La fonte dell’attacco, poi, può essere esterna, ma anche interna all’azienda: secondo i dati relativi alla prima metà del 2017, a fronte del 73% degli attacchi provenienti dall’esterno, il 18% è imputabile ai cosiddetti malicious insider, cioè persone che lavorano in azienda.

“Secondo una ricerca condotta da Cisco Systems, soltanto il 56% degli allarmi di sicurezza viene investigato, mentre si riesce a porre rimedio a non più del 13% di questi”, ha aggiunto Scanavini.

L’evoluzione delle normative

Omar El Hamdani di Shielder, azienda che si occupa di sicurezza informatica, sviluppo web e design, ha quindi fatto una panoramica sugli strumenti legislativi, sia internazionali che nazionali, che regolano il tema della sicurezza delle informazioni. “Le nuove normative sulla protezione dei dati, e in particolare la General Data Protection Regulation (GDPR) europea, che avrà efficacia dal maggio 2018, rivoluzioneranno il mondo della sicurezza informatica – ha detto – garantendo più diritti all’utente. Ci sarà, tra l’altro, l’obbligo di comunicare qualsiasi eventuale attacco informatico”. A livello nazionale, le linee guida di riferimento in tema di cyber security sono quelle del CIS-Sapienza, fortemente orientate sulle PMI.

Francesco Di Prisco, Responsible for D.A.S. Training, si è soffermato sulle conseguenze concrete dei cyber attacchi, definiti come “atti criminosi penalmente rilevanti. Un’azienda sotto attacco si trova a disagio nei confronti di tre soggetti: dipendenti, clienti e fornitori, con conseguenze immaginabili. Difendersi è obbligatorio e può essere molto costoso”.

Alla ricerca delle vulnerabilità

Ma come si mette in atto un cyber attacco?
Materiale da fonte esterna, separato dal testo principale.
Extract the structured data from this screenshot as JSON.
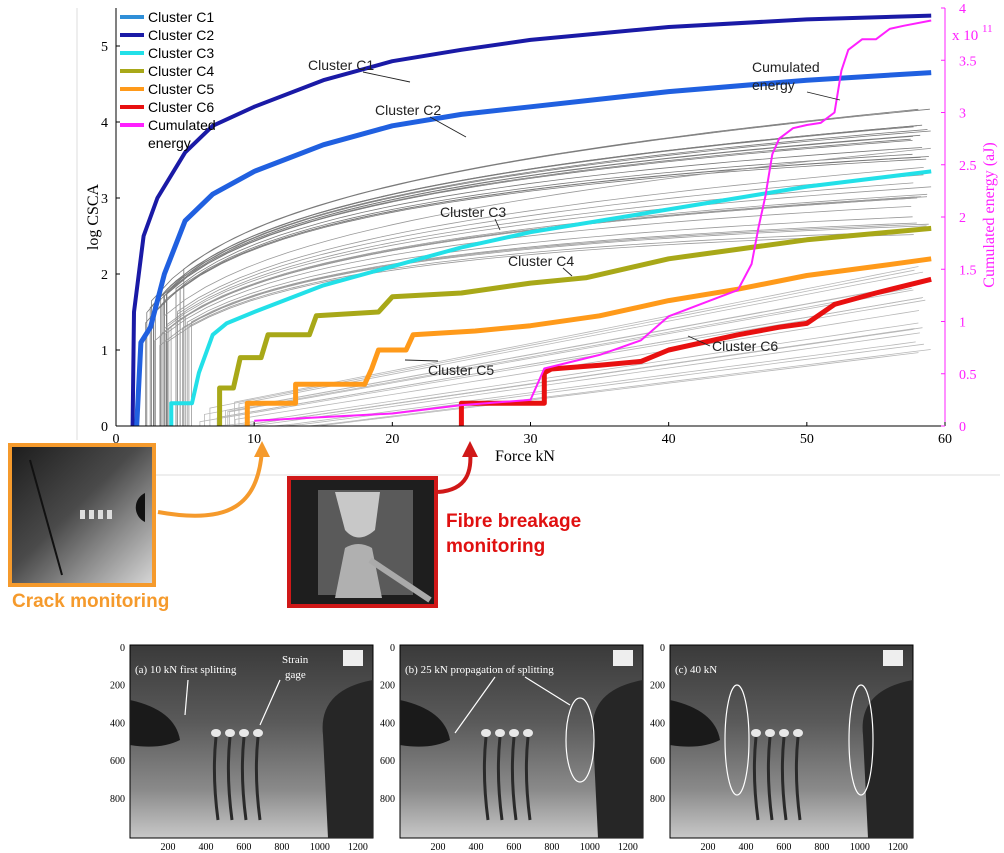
{
  "chart_data": {
    "type": "line",
    "xlabel": "Force kN",
    "ylabel": "log CSCA",
    "y2label": "Cumulated energy (aJ)",
    "y2_exponent": "x 10",
    "y2_exponent_power": "11",
    "xlim": [
      0,
      60
    ],
    "ylim": [
      0,
      5.5
    ],
    "y2lim": [
      0,
      4
    ],
    "xticks": [
      "0",
      "10",
      "20",
      "30",
      "40",
      "50",
      "60"
    ],
    "yticks": [
      "0",
      "1",
      "2",
      "3",
      "4",
      "5"
    ],
    "y2ticks": [
      "0",
      "0.5",
      "1",
      "1.5",
      "2",
      "2.5",
      "3",
      "3.5",
      "4"
    ],
    "legend_position": "top-left",
    "legend": [
      {
        "label": "Cluster C1",
        "color": "#2f8fd8"
      },
      {
        "label": "Cluster C2",
        "color": "#1a1aa6"
      },
      {
        "label": "Cluster C3",
        "color": "#22e0e8"
      },
      {
        "label": "Cluster C4",
        "color": "#a8a818"
      },
      {
        "label": "Cluster C5",
        "color": "#ff9a1a"
      },
      {
        "label": "Cluster C6",
        "color": "#e81010"
      },
      {
        "label": "Cumulated energy",
        "color": "#ff20ff"
      }
    ],
    "series": [
      {
        "color": "#1a1aa6",
        "axis": "left",
        "width": 4,
        "points": [
          [
            1.2,
            0
          ],
          [
            1.3,
            1.5
          ],
          [
            2,
            2.5
          ],
          [
            3,
            3.0
          ],
          [
            5,
            3.6
          ],
          [
            7,
            3.95
          ],
          [
            10,
            4.2
          ],
          [
            15,
            4.55
          ],
          [
            20,
            4.8
          ],
          [
            25,
            4.95
          ],
          [
            30,
            5.08
          ],
          [
            40,
            5.25
          ],
          [
            50,
            5.35
          ],
          [
            59,
            5.4
          ]
        ]
      },
      {
        "color": "#2060e0",
        "axis": "left",
        "width": 5,
        "points": [
          [
            1.5,
            0
          ],
          [
            1.8,
            1.1
          ],
          [
            2.5,
            1.3
          ],
          [
            3.5,
            2.0
          ],
          [
            5,
            2.7
          ],
          [
            7,
            3.05
          ],
          [
            10,
            3.35
          ],
          [
            15,
            3.7
          ],
          [
            20,
            3.95
          ],
          [
            25,
            4.1
          ],
          [
            30,
            4.2
          ],
          [
            40,
            4.4
          ],
          [
            50,
            4.55
          ],
          [
            59,
            4.65
          ]
        ]
      },
      {
        "color": "#22e0e8",
        "axis": "left",
        "width": 4,
        "points": [
          [
            4,
            0
          ],
          [
            4,
            0.3
          ],
          [
            5.5,
            0.3
          ],
          [
            6,
            0.7
          ],
          [
            7,
            1.2
          ],
          [
            8,
            1.35
          ],
          [
            10,
            1.5
          ],
          [
            15,
            1.85
          ],
          [
            20,
            2.1
          ],
          [
            25,
            2.35
          ],
          [
            30,
            2.55
          ],
          [
            40,
            2.85
          ],
          [
            50,
            3.15
          ],
          [
            59,
            3.35
          ]
        ]
      },
      {
        "color": "#a8a818",
        "axis": "left",
        "width": 5,
        "points": [
          [
            7.5,
            0
          ],
          [
            7.5,
            0.5
          ],
          [
            8.5,
            0.5
          ],
          [
            9,
            0.9
          ],
          [
            10.5,
            0.9
          ],
          [
            11,
            1.2
          ],
          [
            14,
            1.2
          ],
          [
            14.5,
            1.45
          ],
          [
            19,
            1.5
          ],
          [
            20,
            1.7
          ],
          [
            25,
            1.75
          ],
          [
            30,
            1.88
          ],
          [
            34,
            1.95
          ],
          [
            40,
            2.2
          ],
          [
            50,
            2.45
          ],
          [
            59,
            2.6
          ]
        ]
      },
      {
        "color": "#ff9a1a",
        "axis": "left",
        "width": 5,
        "points": [
          [
            9.5,
            0
          ],
          [
            9.5,
            0.3
          ],
          [
            13,
            0.3
          ],
          [
            13,
            0.55
          ],
          [
            18,
            0.55
          ],
          [
            18.5,
            0.75
          ],
          [
            19,
            1.0
          ],
          [
            21,
            1.0
          ],
          [
            21.5,
            1.2
          ],
          [
            26,
            1.25
          ],
          [
            30,
            1.32
          ],
          [
            35,
            1.45
          ],
          [
            40,
            1.65
          ],
          [
            45,
            1.8
          ],
          [
            50,
            1.98
          ],
          [
            55,
            2.1
          ],
          [
            59,
            2.2
          ]
        ]
      },
      {
        "color": "#e81010",
        "axis": "left",
        "width": 5,
        "points": [
          [
            25,
            0
          ],
          [
            25,
            0.3
          ],
          [
            31,
            0.3
          ],
          [
            31,
            0.7
          ],
          [
            31.5,
            0.75
          ],
          [
            35,
            0.8
          ],
          [
            38,
            0.85
          ],
          [
            40,
            1.0
          ],
          [
            45,
            1.2
          ],
          [
            48,
            1.3
          ],
          [
            50,
            1.35
          ],
          [
            52,
            1.6
          ],
          [
            55,
            1.75
          ],
          [
            59,
            1.93
          ]
        ]
      },
      {
        "color": "#ff20ff",
        "axis": "right",
        "width": 2,
        "points": [
          [
            10,
            0.05
          ],
          [
            20,
            0.12
          ],
          [
            25,
            0.2
          ],
          [
            30,
            0.25
          ],
          [
            31,
            0.55
          ],
          [
            35,
            0.68
          ],
          [
            38,
            0.82
          ],
          [
            40,
            1.05
          ],
          [
            43,
            1.2
          ],
          [
            45,
            1.3
          ],
          [
            46,
            1.55
          ],
          [
            46.5,
            1.9
          ],
          [
            47,
            2.2
          ],
          [
            47.5,
            2.6
          ],
          [
            48,
            2.75
          ],
          [
            48.5,
            2.8
          ],
          [
            49,
            2.85
          ],
          [
            50,
            2.88
          ],
          [
            51,
            2.9
          ],
          [
            52,
            3.0
          ],
          [
            52.5,
            3.4
          ],
          [
            53,
            3.6
          ],
          [
            54,
            3.7
          ],
          [
            55,
            3.7
          ],
          [
            56,
            3.8
          ],
          [
            57,
            3.83
          ],
          [
            59,
            3.88
          ]
        ]
      }
    ],
    "annotations": [
      {
        "text": "Cluster C1",
        "x": 19,
        "y": 5.1,
        "tx": 21,
        "ty": 4.85
      },
      {
        "text": "Cluster C2",
        "x": 23,
        "y": 4.3,
        "tx": 25,
        "ty": 4.1
      },
      {
        "text": "Cluster C3",
        "x": 29,
        "y": 2.83,
        "tx": 29,
        "ty": 2.7
      },
      {
        "text": "Cluster C4",
        "x": 32,
        "y": 2.2,
        "tx": 34,
        "ty": 1.95
      },
      {
        "text": "Cluster C5",
        "x": 24,
        "y": 0.72,
        "tx": 22,
        "ty": 1.0
      },
      {
        "text": "Cluster C6",
        "x": 44,
        "y": 1.05,
        "tx": 42,
        "ty": 1.1
      },
      {
        "text": "Cumulated",
        "x": 46,
        "y": 4.65,
        "tx": 52,
        "ty": 4.45
      },
      {
        "text": "energy",
        "x": 47.5,
        "y": 4.4,
        "tx": 52,
        "ty": 4.45
      }
    ]
  },
  "captions": {
    "crack": "Crack monitoring",
    "fibre_line1": "Fibre breakage",
    "fibre_line2": "monitoring"
  },
  "panels": [
    {
      "label": "(a) 10 kN first splitting",
      "extra1": "Strain",
      "extra2": "gage"
    },
    {
      "label": "(b) 25 kN propagation of splitting",
      "extra1": "",
      "extra2": ""
    },
    {
      "label": "(c) 40 kN",
      "extra1": "",
      "extra2": ""
    }
  ],
  "panel_axes": {
    "yticks": [
      "0",
      "200",
      "400",
      "600",
      "800"
    ],
    "xticks": [
      "200",
      "400",
      "600",
      "800",
      "1000",
      "1200"
    ]
  }
}
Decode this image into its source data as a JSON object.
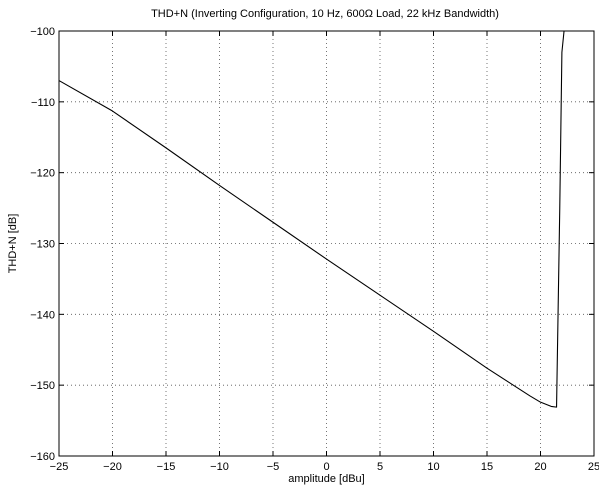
{
  "chart_data": {
    "type": "line",
    "title": "THD+N (Inverting Configuration, 10 Hz, 600Ω Load, 22 kHz Bandwidth)",
    "xlabel": "amplitude [dBu]",
    "ylabel": "THD+N [dB]",
    "xlim": [
      -25,
      25
    ],
    "ylim": [
      -160,
      -100
    ],
    "xticks": [
      -25,
      -20,
      -15,
      -10,
      -5,
      0,
      5,
      10,
      15,
      20,
      25
    ],
    "yticks": [
      -160,
      -150,
      -140,
      -130,
      -120,
      -110,
      -100
    ],
    "xtick_labels": [
      "−25",
      "−20",
      "−15",
      "−10",
      "−5",
      "0",
      "5",
      "10",
      "15",
      "20",
      "25"
    ],
    "ytick_labels": [
      "−160",
      "−150",
      "−140",
      "−130",
      "−120",
      "−110",
      "−100"
    ],
    "grid": true,
    "series": [
      {
        "color": "#000000",
        "x": [
          -25,
          -20,
          -15,
          -10,
          -5,
          0,
          5,
          10,
          15,
          19,
          20,
          21,
          21.5,
          21.8,
          22.0,
          22.2
        ],
        "y": [
          -107,
          -111.3,
          -116.5,
          -121.8,
          -127,
          -132.2,
          -137.3,
          -142.4,
          -147.6,
          -151.5,
          -152.4,
          -153,
          -153.1,
          -125,
          -103,
          -100
        ]
      }
    ]
  }
}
Abdel Adim Oisfi di Shielder ha illustrato cinque scenari su casi effettivamente affrontati.

Si tratta di test che simulano un attacco per verificare l’affidabilità delle strategie di prevenzione e difesa implementate dalle aziende.

“Si parte sempre dall’identificazione delle vulnerabilità – ha spiegato Oisfi – attraverso quelli che sono chiamati penetration test oppure per mezzo di un OSINT, acronimo di Open Source INTelligence, che consiste nella ricerca di informazioni su piattaforme o fonti di pubblico accesso – per esempio i social network – per trovare dei possibili punti di accesso al sistema informatico di un’organizzazione. In linea di massima, non servono molte informazioni per capire quanto un’azienda sia vulnerabile”.

Dei cinque scenari descritti, che prendevano in esame realtà di dimensioni diverse tra loro, il più semplice era quello di un’azienda con dipendenti dislocati in varie sedi nel mondo e in grado di gestire la strumentazione da remoto. Le risorse erano esposte su Internet ed è stato facile decifrare le credenziali, diventare amministratori della rete e “spegnere” l’azienda.

La difficoltà di accesso nei vari esempi descritti cresceva fino al caso di un’azienda molto grande nel settore dell’energia, molto ben protetta sia a livello virtuale che fisicamente. In questo caso, la vulnerabilità è stata rintracciata nei badge di accesso dei dipendenti, che sono stati clonati grazie a un dispositivo che poteva essere avvicinato alle tessere durante gli spostamenti in metropolitana dei dipendenti stessi.

Gli attaccanti, dotati di badge, sono quindi potuti entrare all’interno dell’azienda e agire sul sistema IT. Ben più complicato, ma per nulla impossibile.